ゲームの名は「漆神」。美麗なグラフィックと壮大な世界観、練りこまれたストーリーはわたしの心をとらえて離しませんでした。


ゲームスティックとボタンを操作するだけで、自分の代わりにゲームのキャラクターは空を飛び、海に潜り、まだ見ぬ世界に連れて行ってくれます。


ゲームの中には悪口を言うクラスメイトもなかなか上がらない成績もありません。


 続けて六時間はプレイしていたでしょうか。ゲームをプレイしていたわたし、久里浜真帆は一度電源を落とします。


唯一の光源である携帯ゲーム機の明かりが消え、暗闇に徐々に目が慣れてくると自室の天井が目に映りました。


 天井。自分の部屋。脱ぎ散らかした至福の中に混じった制服、ここ数か月ろくに手に取っていない教科書。


ゲームという刺激が切れると現実に向き合わなければならなくなります。フラッシュバックというやつでしょうか、次々と嫌なことが思い浮かんできて気が狂いそうになります。


わたしは耳をふさいで布団の中に閉じこもりましたが、一度脳内を埋め尽くした光景はそう簡単には消えません。
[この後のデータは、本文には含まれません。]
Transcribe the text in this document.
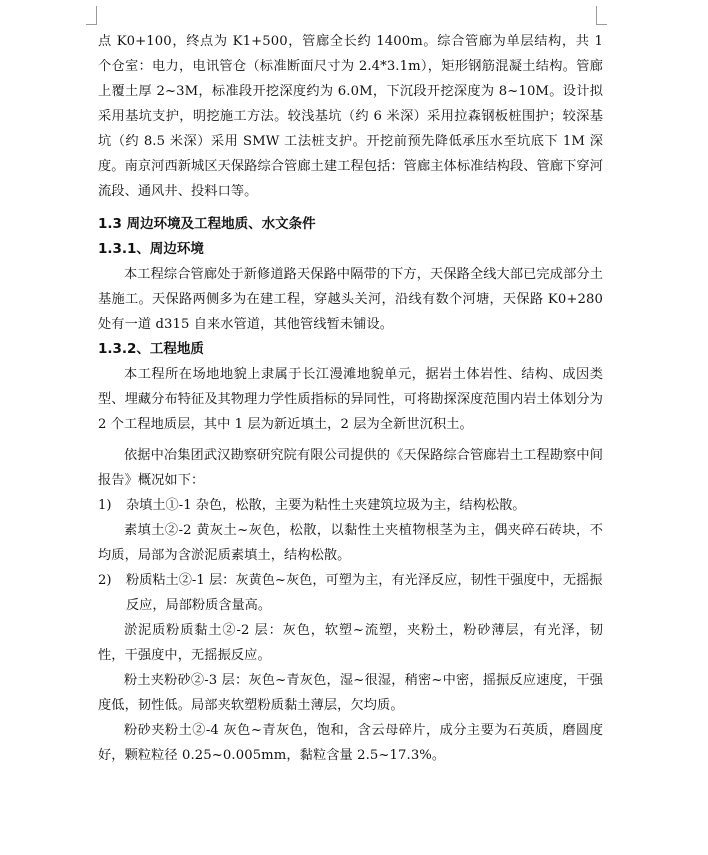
点 K0+100，终点为 K1+500，管廊全长约 1400m。综合管廊为单层结构，共 1 个仓室：电力，电讯管仓（标准断面尺寸为 2.4*3.1m），矩形钢筋混凝土结构。管廊上覆土厚 2~3M，标准段开挖深度约为 6.0M，下沉段开挖深度为 8~10M。设计拟采用基坑支护，明挖施工方法。较浅基坑（约 6 米深）采用拉森钢板桩围护；较深基坑（约 8.5 米深）采用 SMW 工法桩支护。开挖前预先降低承压水至坑底下 1M 深度。南京河西新城区天保路综合管廊土建工程包括：管廊主体标准结构段、管廊下穿河流段、通风井、投料口等。

1.3 周边环境及工程地质、水文条件

1.3.1、周边环境

本工程综合管廊处于新修道路天保路中隔带的下方，天保路全线大部已完成部分土基施工。天保路两侧多为在建工程，穿越头关河，沿线有数个河塘，天保路 K0+280 处有一道 d315 自来水管道，其他管线暂未铺设。

1.3.2、工程地质

本工程所在场地地貌上隶属于长江漫滩地貌单元，据岩土体岩性、结构、成因类型、埋藏分布特征及其物理力学性质指标的异同性，可将勘探深度范围内岩土体划分为 2 个工程地质层，其中 1 层为新近填土，2 层为全新世沉积土。

依据中冶集团武汉勘察研究院有限公司提供的《天保路综合管廊岩土工程勘察中间报告》概况如下：

1)	杂填土①-1 杂色，松散，主要为粘性土夹建筑垃圾为主，结构松散。

素填土②-2 黄灰土~灰色，松散，以黏性土夹植物根茎为主，偶夹碎石砖块，不均质，局部为含淤泥质素填土，结构松散。

2)	粉质粘土②-1 层：灰黄色~灰色，可塑为主，有光泽反应，韧性干强度中，无摇振反应，局部粉质含量高。

淤泥质粉质黏土②-2 层：灰色，软塑~流塑，夹粉土，粉砂薄层，有光泽，韧性，干强度中，无摇振反应。

粉土夹粉砂②-3 层：灰色~青灰色，湿~很湿，稍密~中密，摇振反应速度，干强度低，韧性低。局部夹软塑粉质黏土薄层，欠均质。

粉砂夹粉土②-4 灰色~青灰色，饱和，含云母碎片，成分主要为石英质，磨圆度好，颗粒粒径 0.25~0.005mm，黏粒含量 2.5~17.3%。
そんな時に決まって、わたしの手は下腹部に伸びるのです。


芋ジャージの下に滑り込ませた手で、足のつけねを何度も往復させます。徐々に脳内から嫌な光景が消えていき、足の付け根から伝わってくる快感だけがわたしのすべてになります。


「ん、んん、ん……」


 声が抑えきれなくなってくると、手の動きが一層激しくなります。奥をかき回し、指を荒々しく差し入れ、時にすっかり女性らしくなった表面をなでまわします。
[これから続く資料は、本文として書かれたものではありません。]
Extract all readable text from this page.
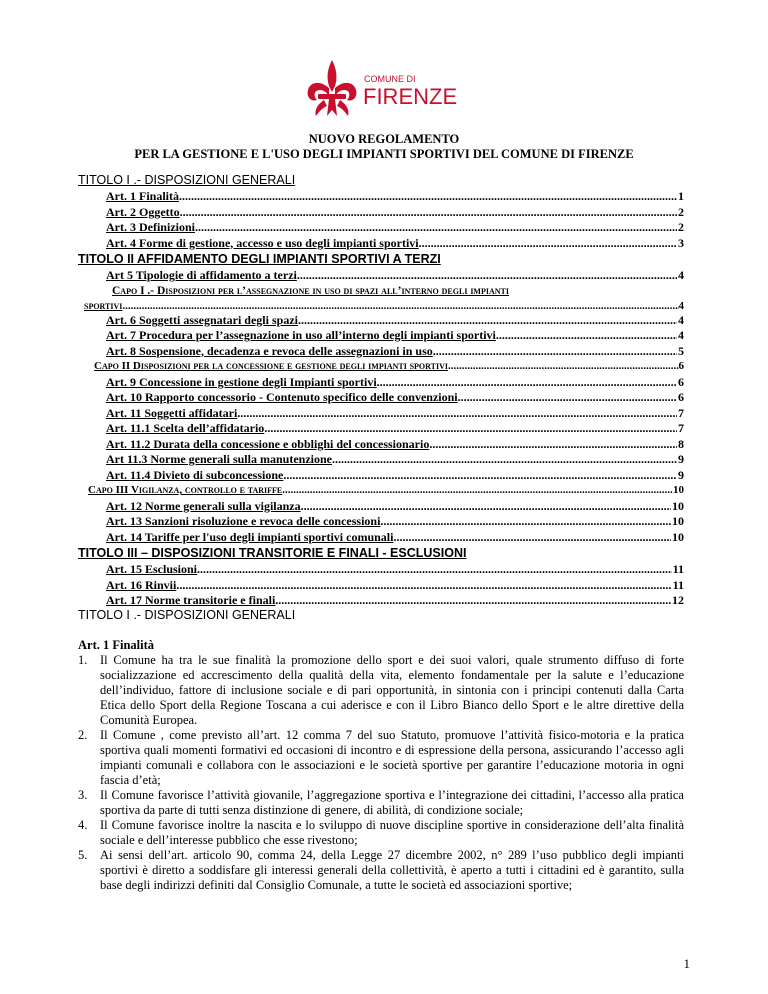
COMUNE DI
FIRENZE
NUOVO REGOLAMENTO
PER LA GESTIONE E L'USO DEGLI IMPIANTI SPORTIVI DEL COMUNE DI FIRENZE
TITOLO I .- DISPOSIZIONI GENERALI
Art. 1 Finalità .....	1
Art. 2 Oggetto .....	2
Art. 3 Definizioni .....	2
Art. 4 Forme di gestione, accesso e uso degli impianti sportivi .....	3
TITOLO II AFFIDAMENTO DEGLI IMPIANTI SPORTIVI A TERZI
Art 5 Tipologie di affidamento a terzi .....	4
Capo I .- Disposizioni per l’assegnazione in uso di spazi all’interno degli impianti
sportivi .....	4
Art. 6 Soggetti assegnatari degli spazi .....	4
Art. 7 Procedura per l’assegnazione in uso all’interno degli impianti sportivi .....	4
Art. 8 Sospensione, decadenza e revoca delle assegnazioni in uso .....	5
Capo II Disposizioni per la concessione e gestione degli impianti sportivi .....	6
Art. 9 Concessione in gestione degli Impianti sportivi .....	6
Art. 10 Rapporto concessorio - Contenuto specifico delle convenzioni .....	6
Art. 11 Soggetti affidatari .....	7
Art. 11.1 Scelta dell’affidatario .....	7
Art. 11.2 Durata della concessione e obblighi del concessionario .....	8
Art 11.3 Norme generali sulla manutenzione .....	9
Art. 11.4 Divieto di subconcessione .....	9
Capo III Vigilanza, controllo e tariffe .....	10
Art. 12 Norme generali sulla vigilanza .....	10
Art. 13 Sanzioni risoluzione e revoca delle concessioni .....	10
Art. 14 Tariffe per l'uso degli impianti sportivi comunali .....	10
TITOLO III – DISPOSIZIONI TRANSITORIE E FINALI - ESCLUSIONI
Art. 15 Esclusioni .....	11
Art. 16 Rinvii .....	11
Art. 17 Norme transitorie e finali .....	12

TITOLO I .- DISPOSIZIONI GENERALI

Art. 1 Finalità

1.	Il Comune ha tra le sue finalità la promozione dello sport e dei suoi valori, quale strumento diffuso di forte socializzazione ed accrescimento della qualità della vita, elemento fondamentale per la salute e l’educazione dell’individuo, fattore di inclusione sociale e di pari opportunità, in sintonia con i principi contenuti dalla Carta Etica dello Sport della Regione Toscana a cui aderisce e con il Libro Bianco dello Sport e le altre direttive della Comunità Europea.
2.	Il Comune , come previsto all’art. 12 comma 7 del suo Statuto, promuove l’attività fisico-motoria e la pratica sportiva quali momenti formativi ed occasioni di incontro e di espressione della persona, assicurando l’accesso agli impianti comunali e collabora con le associazioni e le società sportive per garantire l’educazione motoria in ogni fascia d’età;
3.	Il Comune favorisce l’attività giovanile, l’aggregazione sportiva e l’integrazione dei cittadini, l’accesso alla pratica sportiva da parte di tutti senza distinzione di genere, di abilità, di condizione sociale;
4.	Il Comune favorisce inoltre la nascita e lo sviluppo di nuove discipline sportive in considerazione dell’alta finalità sociale e dell’interesse pubblico che esse rivestono;
5.	Ai sensi dell’art. articolo 90, comma 24, della Legge 27 dicembre 2002, n° 289 l’uso pubblico degli impianti sportivi è diretto a soddisfare gli interessi generali della collettività, è aperto a tutti i cittadini ed è garantito, sulla base degli indirizzi definiti dal Consiglio Comunale, a tutte le società ed associazioni sportive;
1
 もうどこをどう刺激すれば気持ちいいか、すっかり覚えてしまいました。


 最近は指だけでは物足りなく、緩急をつけるために指を固定して腰の方を動かしたりしています。


 やがてつま先が突っ張り、背中が弓のように反ったかと思うと全身が徐々に脱力していく。再び天井を仰ぐ。


「こんなことを繰り返していても、どうにもならないのに……」


ふと、わたしの唯一の味方を思い出します。


わたしが泣いても不登校になっても、けっして否定せずにそばにいてくれたおじいちゃん。


 わたしがかけっこでビリになっても、優しく頭を撫でてくれたおじいちゃん。


机に置きっぱなしにしていたスマホが点滅していたことに気が付きました。おじいちゃんは機械が苦手で、スマホの操作なんてできません。


また家族が口先だけの心配をしてきたのでしょうか。 


わたしなんていなくなればいいと思っているくせに。


わたしなんて産まなければよかったと思っているくせに。


そう思いながらも、いやな予感がしてわたしはスマホを手に取りました。